Kamu yararı, toplum yararının kişilerin veya dar grupların yararlarına tercih edilmesi veya yasalarda ve yönetimde önce tutulmasıdır.

Kamu hizmeti ise, toplumun ihtiyaçlarının yasalarla belirlenecek esaslara göre karşılanarak kamu yararının sağlanmasıdır.

Anayasa’nın devletleştirme hakkındaki 47. maddesi düzenlenirken bu iki anayasal kavram temel alınmış ve “kamu hizmeti” niteliği taşıyan özel teşebbüslerin “Kamu yararı”nın zorunlu kıldığı hâllerde devletleştirilebileceği öngörülmüştür.

“Kamu hizmeti” ve onun dayanağını oluşturan “kamu yararı” bir yasa hükmü ile veya yasanın çizdiği sınırlar içinde yasanın yer verdiği açık yetkiye dayanılarak kurulur.

Kamu hizmetinin kurulması, devlet gücünün kullanılması ile bütçe usullerine göre kaynak ayrılması ve bütün kamu yönetiminin temel olan görev ve yetkinin yasayla belirlenmesi ile olur.

Kısaca kamu yararı ve kamu hizmeti kavramları yasalarla tanımlanan, sınırları çizilen ve kamuya büyük yetkiler veren kurumlardır. Konumuzla ilgili olarak devletin ve kamu kuruluşlarının sahip olduğu bütün iktisadî kamu teşebbüsleri ve işletmeleri ile bunların sahip olduğu emlak, temelinde daha önceki siyasal tercihlere dayanarak devletin üstlendiği kamu hizmeti ve görevlerinin yerine getirilmesi için yetkilerin kullanılması ile elde edilmiş ve bugüne kadar gelmiş mal varlıklarıdır.

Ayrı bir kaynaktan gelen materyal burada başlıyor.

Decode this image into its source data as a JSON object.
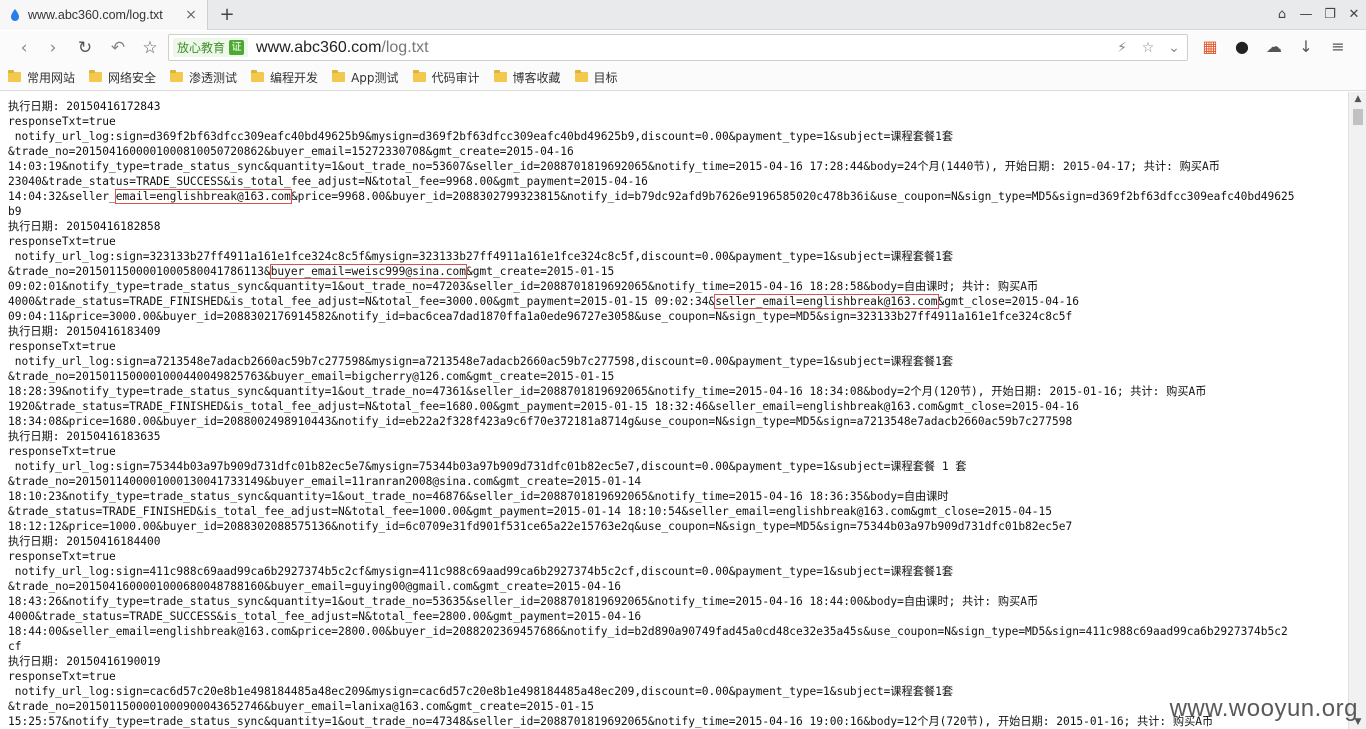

Bunların yeni yeni siyasal tercihlerle kamu hizmeti alanında çıkarılmaları ve özel kişilere devri de kuruluşlarında, gelişimlerinde, bugüne kadar gelmelerinde dayandıkları yasaların yeni yasalarla değiştirilmesi ile olabilir; bu da konunun mutlaka kanunlarla düzenlenmesini gerektirir.

e- Dava konusu Yetki Yasası'nın getirdiği kurallarda, Kamu İktisadî Kurumlarının tümünün özelleştirmede aynı esaslara bağlı tutulduğu görülmektedir.

Kamu İktisadî Teşebbüsleri 8.6.1994 tarihli ve 233 sayılı KHK ile düzenlenmiş bulunmaktadır.

KHK'nın 2. maddesinin ilk üç bendinde "iktisadî devlet teşekkülü", "kamu iktisadî kuruluşu" ve "kamu iktisadî teşebbüsü" tanımlanmıştır.

Buna göre:

Sermayesinin tamamı devlete ait iktisadî alanda ticari esaslara göre faaliyet göstermek için kurulan kamu iktisadî teşebbüsleri, iktisadi devlet teşekkülüdür.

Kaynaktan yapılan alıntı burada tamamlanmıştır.